Por ti, pelo teu ódio à Liberdade
à Razão e à verdade,
a tudo o que é viril, humano e moço,
a fome e o luto apagaram os lares
e os homens agonizam aos milhares
no exílio, no hospital, no calabouço.

Por ti raivoso abutre
cujo apetite sôfrego se nutre
de lágrimas, de gritos, de aflições
gemem nas aspas da tortura
ou baixam em segredo à sepultura
os mártires que atiras às prisões.

A este claro povo, herói dos povos,
que deu ao Mundo mundos novos,
mais estrelas ao céu, mais luz ao dia;
a este livre e luminoso Apolo
atas as mãos, os pés e o colo,
e encerras numa lôbrega enxovia.

Falas do céu, como um doutor no templo
mas tu encarnação e vivo exemplo
da hipocrisia vil dos fariseus,
pelos sagrados laços que desunes,
pelos teus crimes, até hoje impunes
roubas ao mesmo crente a fé em Deus.

Passas…e mirra a erva nos caminhos,
as aves, com terror, fogem aos ninhos,
e ao ver-te o vulto gélido e felino,
mulheres e mães, lembrando os lastimosos
casos de irmãos, de filhos ou de esposos,
bradam crispadas as mãos: Assassino!
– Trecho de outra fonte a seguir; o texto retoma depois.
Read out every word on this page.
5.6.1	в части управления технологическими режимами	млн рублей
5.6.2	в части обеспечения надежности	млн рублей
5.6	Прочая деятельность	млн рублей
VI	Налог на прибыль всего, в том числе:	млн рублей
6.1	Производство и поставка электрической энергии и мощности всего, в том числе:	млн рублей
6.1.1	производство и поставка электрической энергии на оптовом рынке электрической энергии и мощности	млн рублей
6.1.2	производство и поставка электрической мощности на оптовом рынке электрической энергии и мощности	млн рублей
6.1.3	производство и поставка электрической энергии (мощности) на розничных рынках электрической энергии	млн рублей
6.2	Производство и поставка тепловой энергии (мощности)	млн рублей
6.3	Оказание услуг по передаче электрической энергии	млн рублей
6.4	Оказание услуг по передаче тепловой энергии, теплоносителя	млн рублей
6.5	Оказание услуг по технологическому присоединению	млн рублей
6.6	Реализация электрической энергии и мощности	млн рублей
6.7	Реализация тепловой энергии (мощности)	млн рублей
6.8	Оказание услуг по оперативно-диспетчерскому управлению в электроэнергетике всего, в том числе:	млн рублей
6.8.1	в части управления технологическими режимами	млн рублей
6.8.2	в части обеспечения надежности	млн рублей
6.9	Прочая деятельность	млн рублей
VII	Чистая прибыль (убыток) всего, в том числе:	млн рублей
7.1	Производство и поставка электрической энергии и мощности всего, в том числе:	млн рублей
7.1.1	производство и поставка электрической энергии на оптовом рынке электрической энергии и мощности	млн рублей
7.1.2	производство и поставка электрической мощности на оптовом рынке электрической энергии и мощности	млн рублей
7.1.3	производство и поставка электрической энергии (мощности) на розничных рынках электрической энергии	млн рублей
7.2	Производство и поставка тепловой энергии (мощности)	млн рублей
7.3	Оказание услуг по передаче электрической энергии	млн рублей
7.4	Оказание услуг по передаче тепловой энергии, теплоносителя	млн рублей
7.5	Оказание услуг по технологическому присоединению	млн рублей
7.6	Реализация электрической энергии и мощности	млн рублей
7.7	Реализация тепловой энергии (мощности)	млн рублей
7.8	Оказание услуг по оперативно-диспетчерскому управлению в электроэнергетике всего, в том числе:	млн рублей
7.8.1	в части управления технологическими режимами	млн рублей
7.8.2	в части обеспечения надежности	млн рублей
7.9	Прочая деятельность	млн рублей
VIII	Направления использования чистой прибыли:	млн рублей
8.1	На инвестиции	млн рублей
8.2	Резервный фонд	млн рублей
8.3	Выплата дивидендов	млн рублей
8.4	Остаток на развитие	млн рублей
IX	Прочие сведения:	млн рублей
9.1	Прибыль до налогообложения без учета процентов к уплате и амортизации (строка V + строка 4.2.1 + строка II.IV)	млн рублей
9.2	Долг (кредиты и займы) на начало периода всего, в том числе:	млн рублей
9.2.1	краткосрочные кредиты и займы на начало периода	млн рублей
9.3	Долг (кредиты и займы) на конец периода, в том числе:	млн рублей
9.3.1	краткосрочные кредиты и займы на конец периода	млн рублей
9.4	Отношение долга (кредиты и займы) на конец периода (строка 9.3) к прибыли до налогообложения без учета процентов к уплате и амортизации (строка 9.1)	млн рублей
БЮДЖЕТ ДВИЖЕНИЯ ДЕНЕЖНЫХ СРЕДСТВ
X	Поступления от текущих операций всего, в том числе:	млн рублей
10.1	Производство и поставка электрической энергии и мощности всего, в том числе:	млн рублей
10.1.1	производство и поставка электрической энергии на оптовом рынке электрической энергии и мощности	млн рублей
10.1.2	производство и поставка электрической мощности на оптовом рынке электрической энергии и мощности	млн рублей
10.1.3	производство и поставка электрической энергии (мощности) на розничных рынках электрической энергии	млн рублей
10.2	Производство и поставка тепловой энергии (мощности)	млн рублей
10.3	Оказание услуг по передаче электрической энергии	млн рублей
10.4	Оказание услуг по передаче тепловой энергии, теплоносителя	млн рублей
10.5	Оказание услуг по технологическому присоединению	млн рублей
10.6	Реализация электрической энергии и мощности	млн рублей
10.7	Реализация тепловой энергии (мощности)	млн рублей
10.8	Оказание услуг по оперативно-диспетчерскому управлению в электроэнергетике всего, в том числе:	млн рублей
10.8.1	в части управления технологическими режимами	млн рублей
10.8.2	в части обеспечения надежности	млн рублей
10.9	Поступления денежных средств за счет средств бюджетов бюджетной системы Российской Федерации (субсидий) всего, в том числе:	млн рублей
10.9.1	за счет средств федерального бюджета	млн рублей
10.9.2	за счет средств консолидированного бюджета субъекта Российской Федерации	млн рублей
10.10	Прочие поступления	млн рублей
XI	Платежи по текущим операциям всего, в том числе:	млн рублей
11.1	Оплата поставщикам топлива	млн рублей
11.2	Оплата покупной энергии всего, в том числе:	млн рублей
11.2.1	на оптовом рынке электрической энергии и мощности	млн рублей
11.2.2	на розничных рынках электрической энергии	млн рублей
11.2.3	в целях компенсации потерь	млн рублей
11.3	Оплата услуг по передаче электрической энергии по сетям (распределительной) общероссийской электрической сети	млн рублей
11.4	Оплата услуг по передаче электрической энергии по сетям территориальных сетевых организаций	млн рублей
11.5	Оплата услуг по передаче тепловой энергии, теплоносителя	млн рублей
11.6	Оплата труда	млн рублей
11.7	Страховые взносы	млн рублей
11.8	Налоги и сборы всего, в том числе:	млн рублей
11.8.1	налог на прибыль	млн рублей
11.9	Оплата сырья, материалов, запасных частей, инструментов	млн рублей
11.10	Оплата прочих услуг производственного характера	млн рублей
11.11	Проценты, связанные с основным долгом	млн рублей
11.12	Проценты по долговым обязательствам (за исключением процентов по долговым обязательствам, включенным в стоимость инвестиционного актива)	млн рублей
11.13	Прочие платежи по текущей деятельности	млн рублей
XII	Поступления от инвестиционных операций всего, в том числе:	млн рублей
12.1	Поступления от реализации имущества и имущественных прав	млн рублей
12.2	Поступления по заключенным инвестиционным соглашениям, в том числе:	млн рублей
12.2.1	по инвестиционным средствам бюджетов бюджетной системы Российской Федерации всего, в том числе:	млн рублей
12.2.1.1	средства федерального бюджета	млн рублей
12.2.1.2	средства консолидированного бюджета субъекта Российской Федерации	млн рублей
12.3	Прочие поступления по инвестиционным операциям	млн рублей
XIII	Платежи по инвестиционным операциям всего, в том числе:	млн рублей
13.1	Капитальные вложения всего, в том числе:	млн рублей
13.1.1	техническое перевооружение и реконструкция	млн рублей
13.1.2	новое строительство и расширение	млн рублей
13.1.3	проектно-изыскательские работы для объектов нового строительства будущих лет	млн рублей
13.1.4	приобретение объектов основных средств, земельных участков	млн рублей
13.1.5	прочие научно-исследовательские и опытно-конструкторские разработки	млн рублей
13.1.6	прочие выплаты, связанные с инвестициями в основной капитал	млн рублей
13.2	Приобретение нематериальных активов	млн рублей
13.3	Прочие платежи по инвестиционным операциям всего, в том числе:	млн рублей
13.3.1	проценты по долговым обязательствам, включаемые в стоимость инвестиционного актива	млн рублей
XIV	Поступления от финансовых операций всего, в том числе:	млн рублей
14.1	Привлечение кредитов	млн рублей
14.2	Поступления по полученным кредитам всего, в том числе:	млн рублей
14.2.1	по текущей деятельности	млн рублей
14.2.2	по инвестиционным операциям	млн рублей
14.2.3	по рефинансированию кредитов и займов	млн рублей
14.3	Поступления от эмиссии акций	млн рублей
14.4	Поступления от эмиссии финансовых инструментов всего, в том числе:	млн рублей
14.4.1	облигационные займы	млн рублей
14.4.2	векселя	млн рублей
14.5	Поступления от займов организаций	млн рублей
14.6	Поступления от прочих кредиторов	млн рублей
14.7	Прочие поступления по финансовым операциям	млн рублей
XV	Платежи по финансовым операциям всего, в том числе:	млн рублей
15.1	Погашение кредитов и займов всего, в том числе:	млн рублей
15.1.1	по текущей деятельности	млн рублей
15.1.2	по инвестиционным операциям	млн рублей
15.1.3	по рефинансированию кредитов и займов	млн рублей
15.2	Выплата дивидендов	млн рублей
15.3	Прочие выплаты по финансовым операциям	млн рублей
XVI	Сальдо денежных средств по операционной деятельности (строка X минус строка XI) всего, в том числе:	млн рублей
Assassino!
Passas… e até os velhos, cujos anos
têm costumado a monstros e tiranos
dizem, com a boca cheia de ira e asco:
-Sobre esta Pátria mísera que oprimes,
jamais alguém foi réu de tantos crimes.
vai-te! Basta de vítimas!. Carrasco!

Passas… e ergue-se, vai de vale a cerro
dos hospitais, do fundo das masmorras
às inóspitas plagas do desterro,
um coro de ais, de imprecações, de morras.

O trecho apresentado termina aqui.